Neues von der Kampagne

Politisch tut sich momentan ziemlich viel in den USA. Dier Massenschiesserei in San Bernadino (Kalifornien) wird vom FBI jetzt als Terrorakt eingestuft. In Paris versucht sich die Politik und auch der US-amerikanische Präsident  Obama an einer Rettung der (Um)Welt und die Vorwahl der Republikaner hat nichts an Kuriosem und Verstörendem eingebüßt.  Anstatt die Schießerei in Kalifornien  im Kontext von Waffengesetzgebung zu diskutieren, sehen sich die Republikanischen Kandidaten auf einmal in einem neuen Weltkrieg, der nun auch die Grenzen zu ihrem Land durchschritten habe und die Sicherheit aller Bürger bedrohe. Einen Schuldigen Kandidaten haben Cruz und Co natürlich auch gleich ausgemacht: Obama und seine Schwäche gegenüber dem IS. Diese Radikalisierung auf Seiten der Republikaner geschah allerdings erst nachdem das FBI die Gewalttat als einen Terrorakt eingestuft hatte. Vorher - als Obama sich wieder einmal in rhetorische brillanter Weise für eine Verschärfung des Waffenrechts in den USA aussprach - fiel den meisten Republikaner nicht mehr als der Aufruf zum Beten ein. Jetzt brauche die USA, so Ted Cruz , einen 'wartime president'.

Die Demokraten machen es sich momentan wieder einmal schwerer. Ist auch nicht einfach differenziert zu argumentieren. Irgendwie finden sie noch eine griffige Botschaft zu diesem komplexen Phänomen, das sich zwischen Waffenbesitz, einer sich nicht nur rhetorische radikalisierenden US-Gesellschaft, Terrorismus und Islam positioniert. Hillary Clinton versucht deutlich zu machen, wie wenig der Terror mit den Muslimen in den USA zu tun hat. Zugleich versucht sie das Thema stärker im Kontext von Waffenbesitz zu rücken. Unterstützung findet sie hier auch von Bernie Sanders. Zuvor war aber jegliche Initiative im Kongress gescheitert, Waffenbesitz zu begrenzen, bzw. den Erwerb von Waffen zu erschweren. Sogar der Vorschlag, dass die Personen, die auf der 'No-Fly-List' stehen, den Waffenkauf zu untersagen fand keine Mehrheit. Kurios. Hier machen es sich die Republikaner mit der symbolischen Botschaft leichter: Marco Rubio erschien in dieser Woche auf einer Schiessanlage in Johnston (Iowa) und betonte das verfassungsmäßige und natürlich Gott-gegebene Recht auf Waffenbesitz für alle US-Bürger.

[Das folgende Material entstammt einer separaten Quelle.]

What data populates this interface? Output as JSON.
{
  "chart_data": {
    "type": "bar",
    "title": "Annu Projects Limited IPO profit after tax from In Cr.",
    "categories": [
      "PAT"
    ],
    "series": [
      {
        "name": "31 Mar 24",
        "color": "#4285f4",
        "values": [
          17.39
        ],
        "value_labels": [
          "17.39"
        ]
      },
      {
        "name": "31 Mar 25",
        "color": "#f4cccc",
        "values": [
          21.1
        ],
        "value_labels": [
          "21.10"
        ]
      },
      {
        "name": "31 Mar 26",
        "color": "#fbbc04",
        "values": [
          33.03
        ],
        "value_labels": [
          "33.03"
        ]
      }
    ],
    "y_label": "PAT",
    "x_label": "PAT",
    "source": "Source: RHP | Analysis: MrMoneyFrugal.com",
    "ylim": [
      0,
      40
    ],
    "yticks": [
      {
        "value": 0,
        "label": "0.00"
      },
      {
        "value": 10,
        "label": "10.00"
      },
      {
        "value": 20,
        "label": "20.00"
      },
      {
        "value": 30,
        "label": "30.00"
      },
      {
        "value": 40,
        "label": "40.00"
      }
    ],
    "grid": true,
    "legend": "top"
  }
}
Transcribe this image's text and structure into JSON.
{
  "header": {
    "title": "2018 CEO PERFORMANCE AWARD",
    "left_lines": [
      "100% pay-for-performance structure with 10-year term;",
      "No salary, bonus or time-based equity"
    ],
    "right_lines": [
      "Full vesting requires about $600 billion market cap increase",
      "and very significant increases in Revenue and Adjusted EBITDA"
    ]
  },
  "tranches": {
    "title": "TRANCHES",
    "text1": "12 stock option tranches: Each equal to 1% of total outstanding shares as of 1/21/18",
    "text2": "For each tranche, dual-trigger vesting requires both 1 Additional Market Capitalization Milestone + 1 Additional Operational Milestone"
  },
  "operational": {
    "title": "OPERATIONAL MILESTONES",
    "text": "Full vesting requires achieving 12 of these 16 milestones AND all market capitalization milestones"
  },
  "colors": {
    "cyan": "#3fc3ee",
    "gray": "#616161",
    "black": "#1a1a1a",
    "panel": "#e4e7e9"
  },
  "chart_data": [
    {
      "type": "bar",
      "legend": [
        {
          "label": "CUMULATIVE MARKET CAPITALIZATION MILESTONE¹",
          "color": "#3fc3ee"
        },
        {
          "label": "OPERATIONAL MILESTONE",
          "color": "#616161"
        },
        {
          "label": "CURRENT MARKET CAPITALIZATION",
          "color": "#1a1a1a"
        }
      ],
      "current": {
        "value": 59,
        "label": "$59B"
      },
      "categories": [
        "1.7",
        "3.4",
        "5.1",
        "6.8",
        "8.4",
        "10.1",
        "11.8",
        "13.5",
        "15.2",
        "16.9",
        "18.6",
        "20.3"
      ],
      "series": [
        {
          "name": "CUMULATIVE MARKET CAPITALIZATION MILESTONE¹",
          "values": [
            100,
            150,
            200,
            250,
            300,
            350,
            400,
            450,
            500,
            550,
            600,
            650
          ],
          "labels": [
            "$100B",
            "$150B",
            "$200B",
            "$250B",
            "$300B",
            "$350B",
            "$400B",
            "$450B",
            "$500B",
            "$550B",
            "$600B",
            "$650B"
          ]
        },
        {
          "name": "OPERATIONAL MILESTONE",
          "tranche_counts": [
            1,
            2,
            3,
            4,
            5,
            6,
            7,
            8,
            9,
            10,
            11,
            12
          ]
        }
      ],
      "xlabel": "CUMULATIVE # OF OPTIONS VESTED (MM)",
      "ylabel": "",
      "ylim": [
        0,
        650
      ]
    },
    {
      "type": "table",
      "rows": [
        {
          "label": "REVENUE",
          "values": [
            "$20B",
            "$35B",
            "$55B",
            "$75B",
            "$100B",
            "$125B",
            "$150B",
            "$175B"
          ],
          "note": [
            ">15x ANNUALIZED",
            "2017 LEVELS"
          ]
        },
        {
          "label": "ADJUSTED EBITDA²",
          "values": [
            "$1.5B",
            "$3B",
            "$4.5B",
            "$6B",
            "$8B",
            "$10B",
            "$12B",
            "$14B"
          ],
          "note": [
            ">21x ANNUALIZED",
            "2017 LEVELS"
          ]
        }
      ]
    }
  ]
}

Der große Verlierer diesen veränderten politischen Kontext ist wohl Ben Carson. Seine Umfragewerte sinken dramatisch und einige Mitglieder seines Wahlkampfteams verlassen schon das sinkende Schiff. Doch davon profitiert momentan in erster Linie Donald Trump. In einer jüngsten nationalen Umfrage von CNN/PRC ist er momentan so stark wie nie zuvor in den Vorwahlen.  Unter Anhängern der Republikaner aber auch 'independent voters' unterstützen 36% der Befragten Trump. Abgeschlagen dahinter liegen Cruz mit 16%, Carson nur noch mit 14% und Rubio mit 12%! Damit sind Trump und Cruz die größten Gewinner. Trump legte um 9 Prozentpunkte zu, Cruz sogar um 12.  Allerdings muss die Aussagekraft dieser nationalen Umfragen noch immer stark angezweifelt werden. Andere Indikatoren relativieren diese Ergebnisse auch noch immer. Seit den 1980er Jahren sind beispielweise 'national endorsements', also die erklärte Unterstützung durch zentrale Parteiführer der verlässlichste Indikatoren für das Ergebnis der Vorwahlen. Und hier liegt Jeb Bush noch immer an der Spitze des Feldes des Republikaner: 29 Kongressmitglieder haben ihm ihre Unterstützung zugesagt. Dahinter liegt Marco Rubio auf Platz zwei mit 19 Unterstützer. Auf Platz 3 mit jeweils 11 'endorsements' liegen Rand Paul und Ted Cruz. Donald Trump hat noch keinen Unterstützer hier! Kein Wunder, den die Distanz zur Partei ist momentan ja gerade das Erfolgsrezept seiner Kampagne.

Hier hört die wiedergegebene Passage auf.